Challenge of Slums-2003 Global Report on Human settlements

The Challenge of Slums: Global Report on Human Settlements 2003 is mainly concerned with the shelter conditions of the majority of the urban poor. It is about how the poor struggle to survive within urban areas, mainly through informal shelter and informal income-generation strategies, and about the inadequacy of both public and market responses to the plight of the urban poor. But the report is also about hope, about building on the foundations of the urban poor’s survival strategies and about what needs to be done by both the public and non-governmental sectors, as well as by the international community, if the goal of adequate shelter for all is to have any relevance for today’s urban poor.

Efforts to improve the living conditions of slum dwellers (especially within developing countries) have been feeble and incoherent over the last decade or so, having peaked during the 1980s. However, renewed concern about poverty has recently led governments to adopt a specific target on slums in the United Nations Millennium Declaration, which aims to significantly improve the lives of at least 100 million slum dwellers by the year 2020. As this report emphasizes, slums are a manifestation of the two main challenges facing human settlements development at the beginning of the new millennium: rapid urbanization and the urbanization of poverty. Slums areas have the highest concentrations of poor people and the worst shelter and physical environmental conditions.
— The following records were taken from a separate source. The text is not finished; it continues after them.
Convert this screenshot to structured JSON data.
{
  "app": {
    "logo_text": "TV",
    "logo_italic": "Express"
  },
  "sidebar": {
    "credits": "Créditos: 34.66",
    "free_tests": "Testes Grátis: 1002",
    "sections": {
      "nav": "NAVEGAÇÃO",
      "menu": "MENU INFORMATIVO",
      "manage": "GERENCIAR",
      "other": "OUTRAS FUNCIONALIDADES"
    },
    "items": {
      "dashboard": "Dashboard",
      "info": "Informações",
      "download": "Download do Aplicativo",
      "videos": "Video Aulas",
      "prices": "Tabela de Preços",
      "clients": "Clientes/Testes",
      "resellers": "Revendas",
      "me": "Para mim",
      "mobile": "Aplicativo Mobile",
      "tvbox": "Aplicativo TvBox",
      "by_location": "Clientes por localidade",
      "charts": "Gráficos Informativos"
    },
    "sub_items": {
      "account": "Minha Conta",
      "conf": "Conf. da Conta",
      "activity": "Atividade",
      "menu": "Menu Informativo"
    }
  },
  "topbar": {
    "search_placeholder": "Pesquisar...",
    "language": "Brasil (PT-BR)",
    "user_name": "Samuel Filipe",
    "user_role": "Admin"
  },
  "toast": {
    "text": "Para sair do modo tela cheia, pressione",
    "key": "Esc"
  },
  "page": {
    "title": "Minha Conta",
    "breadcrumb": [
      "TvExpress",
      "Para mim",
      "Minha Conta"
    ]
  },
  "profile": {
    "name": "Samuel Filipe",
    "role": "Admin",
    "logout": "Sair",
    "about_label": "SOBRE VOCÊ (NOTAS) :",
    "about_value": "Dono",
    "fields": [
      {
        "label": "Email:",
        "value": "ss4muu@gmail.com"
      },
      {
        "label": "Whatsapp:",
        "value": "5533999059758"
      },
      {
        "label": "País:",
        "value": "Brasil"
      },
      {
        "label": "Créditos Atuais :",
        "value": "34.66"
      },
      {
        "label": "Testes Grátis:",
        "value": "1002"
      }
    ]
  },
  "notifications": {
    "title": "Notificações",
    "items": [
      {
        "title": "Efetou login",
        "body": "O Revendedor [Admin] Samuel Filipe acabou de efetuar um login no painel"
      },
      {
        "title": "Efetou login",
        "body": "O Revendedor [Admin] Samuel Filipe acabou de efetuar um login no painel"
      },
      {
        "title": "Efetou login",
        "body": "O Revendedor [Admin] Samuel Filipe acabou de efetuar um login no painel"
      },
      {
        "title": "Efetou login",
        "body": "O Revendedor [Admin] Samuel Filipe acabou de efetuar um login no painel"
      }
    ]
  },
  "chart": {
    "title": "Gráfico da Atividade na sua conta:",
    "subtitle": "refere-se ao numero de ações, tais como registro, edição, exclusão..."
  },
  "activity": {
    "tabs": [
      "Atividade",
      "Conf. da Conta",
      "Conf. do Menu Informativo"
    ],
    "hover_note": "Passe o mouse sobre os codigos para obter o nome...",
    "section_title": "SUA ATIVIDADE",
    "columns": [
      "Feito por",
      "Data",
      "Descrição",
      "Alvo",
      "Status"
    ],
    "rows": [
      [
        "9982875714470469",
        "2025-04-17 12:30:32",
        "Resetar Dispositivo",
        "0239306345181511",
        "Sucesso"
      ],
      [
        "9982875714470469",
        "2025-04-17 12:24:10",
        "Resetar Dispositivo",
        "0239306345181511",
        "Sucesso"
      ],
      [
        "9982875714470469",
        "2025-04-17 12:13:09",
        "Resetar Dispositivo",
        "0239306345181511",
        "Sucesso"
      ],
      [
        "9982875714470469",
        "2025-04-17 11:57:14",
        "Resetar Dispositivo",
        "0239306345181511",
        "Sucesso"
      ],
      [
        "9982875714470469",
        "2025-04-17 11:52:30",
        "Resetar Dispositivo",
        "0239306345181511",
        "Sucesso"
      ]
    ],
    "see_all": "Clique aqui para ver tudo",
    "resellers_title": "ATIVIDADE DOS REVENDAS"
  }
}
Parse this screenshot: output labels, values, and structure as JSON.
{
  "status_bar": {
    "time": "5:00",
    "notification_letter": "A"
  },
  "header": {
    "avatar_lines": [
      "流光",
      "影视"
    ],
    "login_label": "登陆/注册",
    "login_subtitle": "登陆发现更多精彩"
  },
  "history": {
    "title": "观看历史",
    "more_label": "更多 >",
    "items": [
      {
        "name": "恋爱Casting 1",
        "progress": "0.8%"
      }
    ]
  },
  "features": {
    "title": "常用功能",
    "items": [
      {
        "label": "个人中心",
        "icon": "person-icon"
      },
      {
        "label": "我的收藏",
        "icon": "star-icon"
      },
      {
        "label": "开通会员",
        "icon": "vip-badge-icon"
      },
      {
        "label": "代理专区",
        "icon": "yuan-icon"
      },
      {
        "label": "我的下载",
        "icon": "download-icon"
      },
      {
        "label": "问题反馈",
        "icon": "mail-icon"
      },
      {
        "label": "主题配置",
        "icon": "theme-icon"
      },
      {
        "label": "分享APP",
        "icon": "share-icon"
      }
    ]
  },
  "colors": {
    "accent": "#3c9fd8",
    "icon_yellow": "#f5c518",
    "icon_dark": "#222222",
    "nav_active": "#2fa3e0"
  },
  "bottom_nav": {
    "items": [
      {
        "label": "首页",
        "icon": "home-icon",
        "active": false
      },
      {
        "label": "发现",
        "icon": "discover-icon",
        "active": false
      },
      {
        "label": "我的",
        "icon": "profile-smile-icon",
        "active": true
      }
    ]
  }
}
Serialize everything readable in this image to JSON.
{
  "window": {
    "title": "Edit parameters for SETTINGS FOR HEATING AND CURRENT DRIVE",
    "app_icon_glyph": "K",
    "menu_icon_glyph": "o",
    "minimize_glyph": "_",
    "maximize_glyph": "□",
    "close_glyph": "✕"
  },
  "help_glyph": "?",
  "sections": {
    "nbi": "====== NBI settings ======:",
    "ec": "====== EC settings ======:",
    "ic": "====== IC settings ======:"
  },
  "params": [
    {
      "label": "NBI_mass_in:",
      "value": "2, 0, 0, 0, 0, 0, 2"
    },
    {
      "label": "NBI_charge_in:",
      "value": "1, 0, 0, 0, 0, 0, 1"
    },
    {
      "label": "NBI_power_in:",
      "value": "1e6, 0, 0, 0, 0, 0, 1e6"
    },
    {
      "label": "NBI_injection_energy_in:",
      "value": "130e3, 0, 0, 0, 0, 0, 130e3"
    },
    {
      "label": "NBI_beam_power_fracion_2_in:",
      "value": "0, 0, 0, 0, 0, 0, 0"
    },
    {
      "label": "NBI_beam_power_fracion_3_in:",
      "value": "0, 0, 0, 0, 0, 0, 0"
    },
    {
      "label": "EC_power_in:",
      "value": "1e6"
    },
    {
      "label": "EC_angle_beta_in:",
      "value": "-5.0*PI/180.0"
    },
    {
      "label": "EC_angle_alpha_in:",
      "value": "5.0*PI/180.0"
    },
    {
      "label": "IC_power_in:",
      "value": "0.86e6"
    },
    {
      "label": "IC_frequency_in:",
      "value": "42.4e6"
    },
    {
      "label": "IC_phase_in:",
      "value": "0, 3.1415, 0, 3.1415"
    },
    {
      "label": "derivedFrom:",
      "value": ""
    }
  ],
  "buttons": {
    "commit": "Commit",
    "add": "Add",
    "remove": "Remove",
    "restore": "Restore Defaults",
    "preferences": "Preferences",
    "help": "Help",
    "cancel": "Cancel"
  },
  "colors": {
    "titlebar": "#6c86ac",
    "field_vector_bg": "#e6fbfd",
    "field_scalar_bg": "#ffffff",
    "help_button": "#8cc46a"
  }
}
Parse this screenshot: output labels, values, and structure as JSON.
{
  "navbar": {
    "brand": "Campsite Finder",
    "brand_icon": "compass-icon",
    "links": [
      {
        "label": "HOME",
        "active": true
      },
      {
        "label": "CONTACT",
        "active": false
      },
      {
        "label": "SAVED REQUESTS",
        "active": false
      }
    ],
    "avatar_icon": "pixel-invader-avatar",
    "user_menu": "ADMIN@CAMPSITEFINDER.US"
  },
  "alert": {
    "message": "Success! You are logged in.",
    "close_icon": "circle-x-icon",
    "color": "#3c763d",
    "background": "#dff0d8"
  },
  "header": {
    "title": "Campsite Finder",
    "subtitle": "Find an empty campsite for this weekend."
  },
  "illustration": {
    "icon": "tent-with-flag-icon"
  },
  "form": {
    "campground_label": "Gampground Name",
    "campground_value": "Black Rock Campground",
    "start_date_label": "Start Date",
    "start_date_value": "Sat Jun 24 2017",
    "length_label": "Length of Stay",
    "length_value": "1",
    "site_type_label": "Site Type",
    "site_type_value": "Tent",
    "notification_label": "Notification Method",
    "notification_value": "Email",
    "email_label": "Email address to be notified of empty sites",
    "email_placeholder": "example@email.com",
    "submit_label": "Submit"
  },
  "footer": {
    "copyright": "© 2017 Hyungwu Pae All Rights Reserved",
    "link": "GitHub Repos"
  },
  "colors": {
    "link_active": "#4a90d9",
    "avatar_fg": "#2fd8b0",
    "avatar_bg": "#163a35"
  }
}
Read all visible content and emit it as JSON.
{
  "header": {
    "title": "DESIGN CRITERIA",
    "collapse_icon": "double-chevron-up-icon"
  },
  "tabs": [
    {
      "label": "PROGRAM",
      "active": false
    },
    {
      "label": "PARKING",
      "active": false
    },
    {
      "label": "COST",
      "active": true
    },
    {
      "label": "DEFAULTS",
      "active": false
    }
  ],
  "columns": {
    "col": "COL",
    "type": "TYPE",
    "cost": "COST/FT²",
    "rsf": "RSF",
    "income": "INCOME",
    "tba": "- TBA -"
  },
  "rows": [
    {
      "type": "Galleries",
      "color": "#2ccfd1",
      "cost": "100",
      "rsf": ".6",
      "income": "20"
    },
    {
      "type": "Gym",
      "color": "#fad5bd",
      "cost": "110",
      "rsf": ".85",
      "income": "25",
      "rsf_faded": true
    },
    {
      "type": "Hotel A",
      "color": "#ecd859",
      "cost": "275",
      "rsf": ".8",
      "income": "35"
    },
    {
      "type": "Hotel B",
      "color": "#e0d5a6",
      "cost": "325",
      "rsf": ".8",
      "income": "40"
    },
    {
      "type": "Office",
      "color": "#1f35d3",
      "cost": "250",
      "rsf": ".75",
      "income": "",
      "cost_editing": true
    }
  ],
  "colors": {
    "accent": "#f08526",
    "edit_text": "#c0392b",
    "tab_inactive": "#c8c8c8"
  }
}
Among the most important findings of The Challenge of Slums is the global estimate of the magnitude of the challenge of slums. The total number of slum dwellers in the world stood at about 924 million people in 2001. This represents about 32 per cent of the world’s total urban population. At that time, 43 per cent of the combined urban populations of all developing regions lived in slums, while 78.2 per cent of the urban population in least developed countries were slum dwellers. In some developing country cities, slums are so pervasive that it is the rich who have to segregate themselves behind small gated enclaves.

This report explores both the negative and positive aspects of slums. On the negative side, the report shows that slums have the most intolerable of urban housing conditions, which frequently include: insecurity of tenure; lack of basic services, especially water and sanitation; inadequate and sometimes unsafe building structures; overcrowding; and location on hazardous land. In addition, slum areas have high concentrations of poverty and of social and economic deprivation, which may include broken families, unemployment and economic, physical and social exclusion. Slum dwellers have limited access to credit and formal job markets due to stigmatization, discrimination and geographic isolation. Slums are often recipients of the city’s nuisances, including industrial effluent and noxious waste, and the only land accessible to slum dwellers is often fragile, dangerous or polluted – land that no one else wants. People in slum areas suffer inordinately from water-borne diseases such as typhoid and cholera, as well as more opportunistic ones that accompany HIV/AIDS. Slum women – and the children they support – are the greatest victims of all. Slum areas are also commonly believed to be places with a high incidence of crime, although this is not universally true since slums with strong social control systems will often have low crime rates.

On the positive side, the report shows that slums are the first stopping point for immigrants – they provide the lowcost and only affordable housing that will enable the immigrants to save for their eventual absorption into urban society. As the place of residence for low-income employees, slums keep the wheels of the city turning in many different ways. The majority of slum dwellers in developing country cities earn their living from informal sector activities located either within or outside slum areas, and many informal entrepreneurs operating from slums have clienteles extending to the rest of the city. Most slum dwellers are people struggling to make an honest living, within the context of extensive urban poverty and formal unemployment. Slums are also places in which the vibrant mixing of different cultures frequently results in new forms of artistic expression. Out of unhealthy, crowded and often dangerous environments can emerge cultural movements and levels of solidarity unknown in the suburbs of the rich. Against all odds, slum dwellers have developed economically rational and innovative shelter solutions for themselves. However, these few positive attributes do not in any way justify the continued existence of slums and should not be an excuse for the slow progress towards the goal of adequate shelter for all.